2006年2月28日に中国政府は、「電子情報機器が原因で発生する汚染防止の管理」(ACPEIP)という名称の新法を発表しました。 ACPEIPはしばしば「中国版RoHS」とも呼ばれますが、これは、物資の使用禁止に関しては、確かにEUの危険物質に関する制限(RoHS)指令に似ている点があることによります。
ACPEIPは、中国市場に鉛、水銀、カドミウム、六価クロム、ポリ臭化ビフェニル(PBB)、ポリ臭化ジフェニルエーテル(PBDE)などを含有する「電子情報製品(EIP)」が広まることを規制するもので、「工業規格SJ/T11364-2006」に基づく規制値が定められています。 基本的に、規制値はEUのRoHS規則(2005/618/EC)で公表されている値と同じものです。 しかしながらACPEIP法には、RoHS指令の内容を超える条件が多数含まれています。 たとえば、特別なマークや補足的情報をEIPにつけることが要求されています。 2007年末から2008年初頭までには、試験や認証が特定のEIPには義務づけられます。
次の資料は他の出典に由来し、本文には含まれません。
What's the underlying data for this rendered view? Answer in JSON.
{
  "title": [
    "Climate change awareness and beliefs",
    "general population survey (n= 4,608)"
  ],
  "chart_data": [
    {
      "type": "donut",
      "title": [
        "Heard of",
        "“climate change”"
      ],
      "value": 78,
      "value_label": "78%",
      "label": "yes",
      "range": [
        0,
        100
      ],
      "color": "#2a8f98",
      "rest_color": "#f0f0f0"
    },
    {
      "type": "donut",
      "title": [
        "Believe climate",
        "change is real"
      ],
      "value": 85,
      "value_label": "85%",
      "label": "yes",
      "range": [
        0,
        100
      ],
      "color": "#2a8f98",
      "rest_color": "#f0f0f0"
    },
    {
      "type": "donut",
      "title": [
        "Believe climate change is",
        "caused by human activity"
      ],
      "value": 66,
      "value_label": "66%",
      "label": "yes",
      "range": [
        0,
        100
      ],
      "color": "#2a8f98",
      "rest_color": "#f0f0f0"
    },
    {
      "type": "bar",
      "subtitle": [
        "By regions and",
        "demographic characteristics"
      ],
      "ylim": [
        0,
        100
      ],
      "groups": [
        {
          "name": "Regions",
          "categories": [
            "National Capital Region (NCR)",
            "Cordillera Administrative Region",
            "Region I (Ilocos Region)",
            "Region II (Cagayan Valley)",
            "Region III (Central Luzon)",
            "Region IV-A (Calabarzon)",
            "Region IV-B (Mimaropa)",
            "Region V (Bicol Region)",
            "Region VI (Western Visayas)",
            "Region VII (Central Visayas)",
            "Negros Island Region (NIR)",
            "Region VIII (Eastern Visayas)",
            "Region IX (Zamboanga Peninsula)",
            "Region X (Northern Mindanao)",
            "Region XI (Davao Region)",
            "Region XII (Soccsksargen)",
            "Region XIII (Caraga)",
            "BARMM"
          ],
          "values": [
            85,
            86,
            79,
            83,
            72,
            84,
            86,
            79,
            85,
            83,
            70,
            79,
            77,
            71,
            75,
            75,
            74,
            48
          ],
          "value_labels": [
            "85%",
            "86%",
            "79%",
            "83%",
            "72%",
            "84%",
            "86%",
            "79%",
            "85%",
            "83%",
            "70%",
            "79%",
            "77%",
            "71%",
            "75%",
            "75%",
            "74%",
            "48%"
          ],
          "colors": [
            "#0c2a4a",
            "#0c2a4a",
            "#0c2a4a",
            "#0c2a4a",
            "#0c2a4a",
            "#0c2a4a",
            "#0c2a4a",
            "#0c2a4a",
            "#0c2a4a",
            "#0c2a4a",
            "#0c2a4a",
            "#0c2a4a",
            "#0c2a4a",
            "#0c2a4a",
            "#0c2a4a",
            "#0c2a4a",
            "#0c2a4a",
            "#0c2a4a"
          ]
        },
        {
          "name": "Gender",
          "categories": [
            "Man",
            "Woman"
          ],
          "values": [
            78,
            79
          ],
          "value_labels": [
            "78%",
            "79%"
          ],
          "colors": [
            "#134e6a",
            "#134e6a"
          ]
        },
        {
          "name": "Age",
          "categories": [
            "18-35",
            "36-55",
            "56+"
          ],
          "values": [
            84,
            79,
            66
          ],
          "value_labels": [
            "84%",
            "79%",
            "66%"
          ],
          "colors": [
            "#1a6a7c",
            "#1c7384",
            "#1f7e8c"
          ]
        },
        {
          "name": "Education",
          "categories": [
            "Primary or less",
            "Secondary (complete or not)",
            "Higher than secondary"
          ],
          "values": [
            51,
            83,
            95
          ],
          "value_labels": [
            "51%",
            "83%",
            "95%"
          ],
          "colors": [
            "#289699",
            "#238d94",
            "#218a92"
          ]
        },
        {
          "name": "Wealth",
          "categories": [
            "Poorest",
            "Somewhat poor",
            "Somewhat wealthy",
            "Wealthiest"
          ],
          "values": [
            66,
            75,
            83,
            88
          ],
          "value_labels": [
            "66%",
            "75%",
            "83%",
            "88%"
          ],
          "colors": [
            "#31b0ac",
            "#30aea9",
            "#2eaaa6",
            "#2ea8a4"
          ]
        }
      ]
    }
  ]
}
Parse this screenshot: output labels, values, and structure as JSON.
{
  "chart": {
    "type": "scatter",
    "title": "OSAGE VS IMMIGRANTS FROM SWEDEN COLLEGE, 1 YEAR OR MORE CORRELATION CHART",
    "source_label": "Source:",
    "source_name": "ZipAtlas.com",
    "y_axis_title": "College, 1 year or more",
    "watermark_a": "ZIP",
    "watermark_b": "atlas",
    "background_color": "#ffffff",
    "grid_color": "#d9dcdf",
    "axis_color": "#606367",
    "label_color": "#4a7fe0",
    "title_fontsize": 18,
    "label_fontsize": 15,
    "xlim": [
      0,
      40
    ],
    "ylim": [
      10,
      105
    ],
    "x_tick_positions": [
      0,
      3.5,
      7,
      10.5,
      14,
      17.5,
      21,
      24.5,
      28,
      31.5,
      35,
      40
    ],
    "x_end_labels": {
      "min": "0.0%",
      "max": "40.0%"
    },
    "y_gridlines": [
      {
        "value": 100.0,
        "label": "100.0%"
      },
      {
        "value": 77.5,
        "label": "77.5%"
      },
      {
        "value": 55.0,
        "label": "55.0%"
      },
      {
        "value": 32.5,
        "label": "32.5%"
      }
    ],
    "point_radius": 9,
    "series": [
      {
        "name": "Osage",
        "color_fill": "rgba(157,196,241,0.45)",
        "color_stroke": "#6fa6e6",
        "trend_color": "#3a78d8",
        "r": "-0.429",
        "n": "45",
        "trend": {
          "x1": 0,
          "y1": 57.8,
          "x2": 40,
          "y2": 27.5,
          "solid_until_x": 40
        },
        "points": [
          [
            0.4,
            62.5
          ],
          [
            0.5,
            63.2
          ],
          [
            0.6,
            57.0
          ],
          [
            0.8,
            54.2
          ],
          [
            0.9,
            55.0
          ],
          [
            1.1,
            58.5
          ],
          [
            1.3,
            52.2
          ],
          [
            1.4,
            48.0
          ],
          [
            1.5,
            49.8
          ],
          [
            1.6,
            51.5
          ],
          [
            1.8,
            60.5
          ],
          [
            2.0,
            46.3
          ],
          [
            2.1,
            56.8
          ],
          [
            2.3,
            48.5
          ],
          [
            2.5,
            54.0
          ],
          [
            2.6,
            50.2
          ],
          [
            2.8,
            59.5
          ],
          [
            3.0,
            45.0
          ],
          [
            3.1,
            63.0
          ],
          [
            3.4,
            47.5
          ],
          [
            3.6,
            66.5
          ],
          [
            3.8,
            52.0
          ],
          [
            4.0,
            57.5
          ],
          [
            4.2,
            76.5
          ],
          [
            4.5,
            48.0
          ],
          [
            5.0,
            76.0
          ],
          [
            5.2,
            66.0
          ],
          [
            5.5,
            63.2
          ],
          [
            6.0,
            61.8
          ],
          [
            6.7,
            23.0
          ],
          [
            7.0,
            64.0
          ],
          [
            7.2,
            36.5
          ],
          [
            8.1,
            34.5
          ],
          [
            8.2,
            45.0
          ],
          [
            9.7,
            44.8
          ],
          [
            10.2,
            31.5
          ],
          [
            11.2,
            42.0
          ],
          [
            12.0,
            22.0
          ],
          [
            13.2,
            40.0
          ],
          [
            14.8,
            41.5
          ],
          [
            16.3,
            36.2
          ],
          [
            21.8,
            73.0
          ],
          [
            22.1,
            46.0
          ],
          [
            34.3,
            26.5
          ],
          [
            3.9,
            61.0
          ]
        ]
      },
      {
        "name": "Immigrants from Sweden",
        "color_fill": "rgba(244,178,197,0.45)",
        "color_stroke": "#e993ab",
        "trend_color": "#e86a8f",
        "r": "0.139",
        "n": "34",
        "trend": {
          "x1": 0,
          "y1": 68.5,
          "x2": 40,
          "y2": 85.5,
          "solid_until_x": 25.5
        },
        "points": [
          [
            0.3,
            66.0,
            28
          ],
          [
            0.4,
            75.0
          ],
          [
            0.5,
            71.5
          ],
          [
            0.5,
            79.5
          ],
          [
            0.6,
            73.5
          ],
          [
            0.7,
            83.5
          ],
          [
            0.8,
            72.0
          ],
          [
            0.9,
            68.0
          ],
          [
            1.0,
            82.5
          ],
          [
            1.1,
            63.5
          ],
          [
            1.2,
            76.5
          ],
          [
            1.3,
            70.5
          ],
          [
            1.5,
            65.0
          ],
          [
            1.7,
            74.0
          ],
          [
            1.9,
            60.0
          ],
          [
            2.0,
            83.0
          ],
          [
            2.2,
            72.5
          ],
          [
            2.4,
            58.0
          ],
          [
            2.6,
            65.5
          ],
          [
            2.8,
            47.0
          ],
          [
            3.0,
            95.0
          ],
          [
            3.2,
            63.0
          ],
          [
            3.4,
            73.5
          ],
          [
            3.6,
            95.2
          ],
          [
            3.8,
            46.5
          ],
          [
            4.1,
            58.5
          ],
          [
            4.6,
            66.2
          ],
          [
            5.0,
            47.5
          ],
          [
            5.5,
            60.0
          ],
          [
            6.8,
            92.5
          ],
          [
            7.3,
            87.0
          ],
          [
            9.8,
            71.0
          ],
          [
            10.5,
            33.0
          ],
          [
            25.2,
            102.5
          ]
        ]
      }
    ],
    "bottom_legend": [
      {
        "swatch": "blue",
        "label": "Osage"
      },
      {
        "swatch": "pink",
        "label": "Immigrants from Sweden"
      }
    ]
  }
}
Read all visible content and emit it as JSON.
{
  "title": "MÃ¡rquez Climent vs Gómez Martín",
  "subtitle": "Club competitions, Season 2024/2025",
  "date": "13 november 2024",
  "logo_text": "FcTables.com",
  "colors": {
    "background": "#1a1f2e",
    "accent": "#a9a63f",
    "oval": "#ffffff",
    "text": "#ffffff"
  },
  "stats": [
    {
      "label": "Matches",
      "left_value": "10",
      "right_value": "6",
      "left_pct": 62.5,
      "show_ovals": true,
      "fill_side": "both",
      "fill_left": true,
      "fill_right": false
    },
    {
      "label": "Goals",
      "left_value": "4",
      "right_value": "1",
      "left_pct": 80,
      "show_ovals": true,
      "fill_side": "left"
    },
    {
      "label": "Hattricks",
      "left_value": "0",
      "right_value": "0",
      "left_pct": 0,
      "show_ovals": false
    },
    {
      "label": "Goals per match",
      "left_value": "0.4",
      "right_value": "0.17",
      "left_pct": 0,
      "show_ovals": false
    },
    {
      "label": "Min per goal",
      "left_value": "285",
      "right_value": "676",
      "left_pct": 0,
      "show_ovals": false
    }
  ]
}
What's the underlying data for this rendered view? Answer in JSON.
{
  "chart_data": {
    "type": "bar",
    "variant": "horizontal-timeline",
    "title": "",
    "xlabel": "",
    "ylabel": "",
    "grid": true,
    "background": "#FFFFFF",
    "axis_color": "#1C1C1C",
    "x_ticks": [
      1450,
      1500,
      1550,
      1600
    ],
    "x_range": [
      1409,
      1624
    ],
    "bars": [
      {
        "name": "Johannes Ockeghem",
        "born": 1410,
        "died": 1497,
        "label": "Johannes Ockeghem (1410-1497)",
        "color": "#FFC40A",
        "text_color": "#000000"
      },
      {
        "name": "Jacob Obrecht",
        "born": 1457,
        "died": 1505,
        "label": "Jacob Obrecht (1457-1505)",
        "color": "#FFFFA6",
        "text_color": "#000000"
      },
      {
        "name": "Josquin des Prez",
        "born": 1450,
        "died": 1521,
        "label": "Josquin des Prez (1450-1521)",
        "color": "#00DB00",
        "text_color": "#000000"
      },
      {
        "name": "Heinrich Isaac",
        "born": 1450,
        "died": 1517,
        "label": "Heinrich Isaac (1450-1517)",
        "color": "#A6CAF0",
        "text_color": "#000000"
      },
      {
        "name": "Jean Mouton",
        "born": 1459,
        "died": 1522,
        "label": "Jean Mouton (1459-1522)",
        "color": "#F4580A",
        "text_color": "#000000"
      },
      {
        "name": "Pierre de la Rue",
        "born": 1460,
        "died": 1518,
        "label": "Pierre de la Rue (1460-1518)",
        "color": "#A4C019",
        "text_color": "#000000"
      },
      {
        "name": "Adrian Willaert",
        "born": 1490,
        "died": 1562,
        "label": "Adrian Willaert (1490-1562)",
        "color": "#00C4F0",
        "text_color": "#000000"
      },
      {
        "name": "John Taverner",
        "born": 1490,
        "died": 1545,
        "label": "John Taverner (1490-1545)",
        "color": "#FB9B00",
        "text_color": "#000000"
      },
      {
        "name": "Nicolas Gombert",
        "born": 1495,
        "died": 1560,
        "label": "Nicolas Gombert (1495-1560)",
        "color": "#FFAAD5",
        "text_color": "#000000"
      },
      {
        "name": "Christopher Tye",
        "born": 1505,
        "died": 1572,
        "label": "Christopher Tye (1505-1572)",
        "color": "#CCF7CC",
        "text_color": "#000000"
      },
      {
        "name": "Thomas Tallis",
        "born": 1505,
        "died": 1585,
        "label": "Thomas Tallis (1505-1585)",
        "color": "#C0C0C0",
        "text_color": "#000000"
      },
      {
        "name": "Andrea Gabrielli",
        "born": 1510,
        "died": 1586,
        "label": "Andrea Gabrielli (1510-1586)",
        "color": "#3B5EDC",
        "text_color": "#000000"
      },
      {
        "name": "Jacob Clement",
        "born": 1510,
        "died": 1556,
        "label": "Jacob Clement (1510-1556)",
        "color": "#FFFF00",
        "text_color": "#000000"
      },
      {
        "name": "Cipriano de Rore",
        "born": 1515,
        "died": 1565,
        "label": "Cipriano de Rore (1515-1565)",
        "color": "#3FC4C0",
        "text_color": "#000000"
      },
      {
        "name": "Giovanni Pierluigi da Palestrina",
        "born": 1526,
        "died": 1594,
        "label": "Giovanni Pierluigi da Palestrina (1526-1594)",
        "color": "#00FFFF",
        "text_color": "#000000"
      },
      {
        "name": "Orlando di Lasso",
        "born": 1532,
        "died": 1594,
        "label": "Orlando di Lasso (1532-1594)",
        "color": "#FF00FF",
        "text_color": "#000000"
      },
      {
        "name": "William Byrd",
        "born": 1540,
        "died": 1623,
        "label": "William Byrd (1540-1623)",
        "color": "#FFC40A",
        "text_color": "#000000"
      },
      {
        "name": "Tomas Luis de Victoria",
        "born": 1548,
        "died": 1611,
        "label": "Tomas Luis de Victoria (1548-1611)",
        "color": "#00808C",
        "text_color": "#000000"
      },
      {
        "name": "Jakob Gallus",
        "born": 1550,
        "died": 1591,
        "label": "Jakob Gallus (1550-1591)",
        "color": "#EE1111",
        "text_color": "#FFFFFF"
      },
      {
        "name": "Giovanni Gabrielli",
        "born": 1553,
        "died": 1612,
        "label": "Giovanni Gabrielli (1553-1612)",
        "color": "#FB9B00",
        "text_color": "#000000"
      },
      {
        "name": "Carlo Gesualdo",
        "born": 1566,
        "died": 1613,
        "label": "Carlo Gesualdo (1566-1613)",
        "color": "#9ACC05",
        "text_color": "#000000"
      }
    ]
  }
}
中国国内で製造されるEIPおよび中国に輸入されるEIPには、すべてACPEIP法が適用されます。 マーク貼付と補足情報が必要となる対象製品は、すべてのEIPです。 当局が発表したEIPリストには、新法適用の対象となる部品や資材も記載されています。 その一方で、特定の物質の禁止および販売に先立って認証が必要となるのは、別途一覧表「Key Product Catalogue」に記載されているEIPのみに限られます。 この一覧表の作成や認証実施に関する、最終的な規定および基準は、まだ明らかになっていません。
日程
2007年3月1日に発効する義務項目
1. | マーク貼付と補足情報: 一部の例外を除き、EIPと定義された製品すべてに適用 留意事項: 加工用のEIPにはマークを貼付する必要はない。 しかし、納入者は該当する情報を提供しなくてはならない。(下記のエプコス製品に対する中国RoHSに関する情報を参照) | |
時期未定項目 | |
| 2. | 物質使用禁止の実施 | |
| 3. | 販売前認証の義務化 | |
最後の二項目は、「Key Product Catalogue」一覧表記載のEIPのみが対象。 ただし、この一覧表もまだ入手できない。